Me desperté
en la playa. No había nadie, lo que era raro, estabamos en plena temporada,
Mardeajó, cinco de la tarde, cuando esperas escuchar los chillidos de la
infancia jugando en el agua salada y el dulce canto de los vendedores de
choclo.
El mar…
¿Cómo describirlo? El guardavidas no estaba, pero había dejado la bandera… La
bandera era blanca.
Estaba más
aburrida la cosa que chupar un clavo, y me molestaba verdaderamente la arena en
el culo, por lo que volví a las dunas, para volver a la ciudad.
El viento
tiraba arena en mis ojos, como astillas. Cerré los ojos, y con los ojos
cerrados me fui corriendo a la ciudad. El viento cesó cuando dejé de sentir que
pisaba arena.
Abrí los
ojos enrojecidos, y pude ver la ausencia total: a donde mirara era blanco
papel, salvo por unos guijarros amarillos patito… agarré uno y sentí una
quemadura terrible, y al soltarlo vi que la palma de mi mano había sido
devorada por la nada.
Me sentí
profundamente desconcertado, y me quedé mirando como idiota para todos lados.

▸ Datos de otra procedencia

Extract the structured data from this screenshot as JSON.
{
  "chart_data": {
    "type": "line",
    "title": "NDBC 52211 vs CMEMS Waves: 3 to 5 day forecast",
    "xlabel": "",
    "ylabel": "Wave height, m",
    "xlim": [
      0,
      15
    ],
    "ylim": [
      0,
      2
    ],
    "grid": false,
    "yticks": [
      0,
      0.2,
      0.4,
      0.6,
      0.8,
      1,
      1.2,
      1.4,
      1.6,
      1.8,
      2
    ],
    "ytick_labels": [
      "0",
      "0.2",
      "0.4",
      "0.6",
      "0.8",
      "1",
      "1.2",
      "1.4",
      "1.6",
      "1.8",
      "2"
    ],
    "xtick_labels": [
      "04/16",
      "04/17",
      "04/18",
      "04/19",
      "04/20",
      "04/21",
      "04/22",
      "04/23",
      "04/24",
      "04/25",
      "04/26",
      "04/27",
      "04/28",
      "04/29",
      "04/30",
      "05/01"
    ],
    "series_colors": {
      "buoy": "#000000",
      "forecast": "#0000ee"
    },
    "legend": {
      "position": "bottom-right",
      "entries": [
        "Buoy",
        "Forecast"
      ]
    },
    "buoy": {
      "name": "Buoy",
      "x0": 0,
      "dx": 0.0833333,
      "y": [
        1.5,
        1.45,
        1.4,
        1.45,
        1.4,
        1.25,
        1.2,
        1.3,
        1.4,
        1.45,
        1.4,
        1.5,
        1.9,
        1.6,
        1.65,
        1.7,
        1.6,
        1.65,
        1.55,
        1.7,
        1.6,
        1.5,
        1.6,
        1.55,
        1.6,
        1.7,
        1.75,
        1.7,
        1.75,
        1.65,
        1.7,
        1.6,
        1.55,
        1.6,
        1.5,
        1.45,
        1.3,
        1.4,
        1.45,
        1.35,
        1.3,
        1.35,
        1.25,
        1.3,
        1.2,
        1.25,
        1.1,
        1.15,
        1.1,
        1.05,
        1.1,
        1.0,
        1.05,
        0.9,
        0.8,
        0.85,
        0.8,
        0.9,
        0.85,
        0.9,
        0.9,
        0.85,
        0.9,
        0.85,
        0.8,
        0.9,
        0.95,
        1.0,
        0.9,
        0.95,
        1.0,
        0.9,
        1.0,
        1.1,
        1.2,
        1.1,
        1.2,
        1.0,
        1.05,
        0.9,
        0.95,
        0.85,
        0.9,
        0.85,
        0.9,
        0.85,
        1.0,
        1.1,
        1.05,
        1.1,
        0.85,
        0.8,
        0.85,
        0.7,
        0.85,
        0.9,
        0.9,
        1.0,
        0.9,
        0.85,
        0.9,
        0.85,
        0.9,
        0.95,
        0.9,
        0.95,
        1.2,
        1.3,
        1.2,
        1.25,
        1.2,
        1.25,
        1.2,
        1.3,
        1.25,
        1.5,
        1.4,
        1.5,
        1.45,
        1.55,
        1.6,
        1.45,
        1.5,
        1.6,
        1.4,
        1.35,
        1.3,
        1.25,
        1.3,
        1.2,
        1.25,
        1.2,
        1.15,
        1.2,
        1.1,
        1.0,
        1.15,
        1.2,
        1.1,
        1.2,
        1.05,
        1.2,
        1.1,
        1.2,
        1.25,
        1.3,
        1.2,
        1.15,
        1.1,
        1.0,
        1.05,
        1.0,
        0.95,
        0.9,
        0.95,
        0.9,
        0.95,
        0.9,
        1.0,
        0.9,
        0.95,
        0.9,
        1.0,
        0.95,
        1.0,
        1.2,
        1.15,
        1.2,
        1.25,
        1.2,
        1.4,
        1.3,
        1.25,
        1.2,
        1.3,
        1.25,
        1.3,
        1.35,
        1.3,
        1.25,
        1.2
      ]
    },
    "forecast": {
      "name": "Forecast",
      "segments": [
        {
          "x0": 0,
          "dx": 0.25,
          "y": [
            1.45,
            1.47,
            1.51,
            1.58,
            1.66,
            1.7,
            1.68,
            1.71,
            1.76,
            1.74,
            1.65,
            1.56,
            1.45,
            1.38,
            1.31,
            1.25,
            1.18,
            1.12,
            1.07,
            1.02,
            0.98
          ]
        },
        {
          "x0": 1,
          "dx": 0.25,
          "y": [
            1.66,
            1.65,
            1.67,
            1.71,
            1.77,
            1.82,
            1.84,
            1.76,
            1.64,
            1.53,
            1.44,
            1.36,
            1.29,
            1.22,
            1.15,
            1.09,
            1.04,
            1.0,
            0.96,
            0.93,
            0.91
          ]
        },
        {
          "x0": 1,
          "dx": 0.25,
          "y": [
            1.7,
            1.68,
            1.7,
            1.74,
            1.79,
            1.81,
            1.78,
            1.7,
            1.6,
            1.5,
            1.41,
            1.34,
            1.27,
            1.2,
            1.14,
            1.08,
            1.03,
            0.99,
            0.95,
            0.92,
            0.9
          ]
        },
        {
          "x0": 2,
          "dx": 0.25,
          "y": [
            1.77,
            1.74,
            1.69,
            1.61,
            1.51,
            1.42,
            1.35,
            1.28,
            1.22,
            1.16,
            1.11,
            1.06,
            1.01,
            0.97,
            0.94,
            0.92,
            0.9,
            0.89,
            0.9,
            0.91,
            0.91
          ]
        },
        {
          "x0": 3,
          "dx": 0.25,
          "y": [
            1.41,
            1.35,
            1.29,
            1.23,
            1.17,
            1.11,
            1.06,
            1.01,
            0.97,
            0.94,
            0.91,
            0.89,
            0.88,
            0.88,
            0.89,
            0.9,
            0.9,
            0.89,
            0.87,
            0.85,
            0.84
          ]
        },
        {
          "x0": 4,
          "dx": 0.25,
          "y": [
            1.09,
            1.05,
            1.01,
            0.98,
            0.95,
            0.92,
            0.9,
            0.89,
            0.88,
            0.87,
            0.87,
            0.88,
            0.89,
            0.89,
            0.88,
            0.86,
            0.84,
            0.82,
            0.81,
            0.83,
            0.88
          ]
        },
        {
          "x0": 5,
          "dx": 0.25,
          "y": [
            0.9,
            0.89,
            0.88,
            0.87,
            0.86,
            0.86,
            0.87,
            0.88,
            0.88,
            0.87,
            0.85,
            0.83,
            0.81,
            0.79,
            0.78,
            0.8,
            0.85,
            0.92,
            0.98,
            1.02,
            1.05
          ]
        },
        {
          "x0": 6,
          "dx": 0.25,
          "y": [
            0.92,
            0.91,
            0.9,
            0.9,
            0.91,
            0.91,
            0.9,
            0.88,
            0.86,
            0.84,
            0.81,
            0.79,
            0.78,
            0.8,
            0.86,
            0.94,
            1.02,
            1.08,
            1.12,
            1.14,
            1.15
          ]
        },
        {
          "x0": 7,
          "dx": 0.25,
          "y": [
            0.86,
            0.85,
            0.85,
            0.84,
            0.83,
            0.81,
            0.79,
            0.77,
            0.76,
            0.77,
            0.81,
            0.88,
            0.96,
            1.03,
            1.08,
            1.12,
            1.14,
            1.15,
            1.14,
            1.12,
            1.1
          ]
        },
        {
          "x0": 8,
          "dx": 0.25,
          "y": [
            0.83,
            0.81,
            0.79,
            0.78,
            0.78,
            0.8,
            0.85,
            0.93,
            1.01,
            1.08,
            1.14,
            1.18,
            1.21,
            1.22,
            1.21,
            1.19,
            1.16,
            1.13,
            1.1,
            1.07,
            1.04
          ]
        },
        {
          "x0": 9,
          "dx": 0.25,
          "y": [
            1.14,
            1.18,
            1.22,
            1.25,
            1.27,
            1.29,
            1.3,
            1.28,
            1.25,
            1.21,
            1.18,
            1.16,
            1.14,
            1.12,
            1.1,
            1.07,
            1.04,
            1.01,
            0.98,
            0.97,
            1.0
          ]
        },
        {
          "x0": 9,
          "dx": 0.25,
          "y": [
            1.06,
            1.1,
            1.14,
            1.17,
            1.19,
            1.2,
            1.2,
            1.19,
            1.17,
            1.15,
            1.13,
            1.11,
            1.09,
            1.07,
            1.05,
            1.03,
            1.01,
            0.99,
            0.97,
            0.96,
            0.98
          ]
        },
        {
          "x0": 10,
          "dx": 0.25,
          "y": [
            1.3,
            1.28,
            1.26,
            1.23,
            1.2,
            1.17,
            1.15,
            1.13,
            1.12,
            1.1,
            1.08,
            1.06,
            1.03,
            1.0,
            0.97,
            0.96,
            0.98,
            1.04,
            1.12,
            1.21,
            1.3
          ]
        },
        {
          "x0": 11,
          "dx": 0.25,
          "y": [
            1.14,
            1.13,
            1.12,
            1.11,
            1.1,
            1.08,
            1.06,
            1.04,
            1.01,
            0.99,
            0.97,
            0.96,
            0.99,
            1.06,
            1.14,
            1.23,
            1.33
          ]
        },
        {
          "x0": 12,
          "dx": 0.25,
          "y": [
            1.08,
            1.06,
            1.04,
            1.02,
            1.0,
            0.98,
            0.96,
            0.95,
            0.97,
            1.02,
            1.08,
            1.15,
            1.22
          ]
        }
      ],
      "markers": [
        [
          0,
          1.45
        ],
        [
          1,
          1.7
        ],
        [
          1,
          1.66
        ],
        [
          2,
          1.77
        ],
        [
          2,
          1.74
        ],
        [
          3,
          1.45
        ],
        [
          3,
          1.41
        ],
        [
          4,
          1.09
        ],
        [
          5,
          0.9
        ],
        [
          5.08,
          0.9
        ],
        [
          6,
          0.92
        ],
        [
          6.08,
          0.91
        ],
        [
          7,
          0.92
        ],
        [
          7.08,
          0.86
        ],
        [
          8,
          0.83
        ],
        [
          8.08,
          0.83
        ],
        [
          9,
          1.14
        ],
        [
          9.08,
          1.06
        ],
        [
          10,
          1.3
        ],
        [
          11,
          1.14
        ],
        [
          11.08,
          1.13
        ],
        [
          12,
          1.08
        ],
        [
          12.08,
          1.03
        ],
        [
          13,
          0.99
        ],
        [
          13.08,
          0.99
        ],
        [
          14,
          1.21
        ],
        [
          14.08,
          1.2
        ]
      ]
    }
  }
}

Mi desconsuelo frenó al rato, al ver que a lo lejos estaba el inicio de una
calle borroneada.
Fui
corriendo, hasta que me encontré en el centro de la ciudad. Había una vieja
tomando mate en el umbral. Me dirigí hacia mi casa, no había rastros de
guijarros, y había gente.
Vi, como si
pispeara, salir un reflejo extraño de una alcantarilla, algo amarillo patito,
como un globo, decidí ignorarlo. Seguí caminando, y encontré dispersos por la
calle, como emisarios del infierno, esfumándolo todo a su tacto, más de ellos
que los que hubiera creído poder hallar en una pesadilla. Rendido, tomé un guijarro, lo tragué.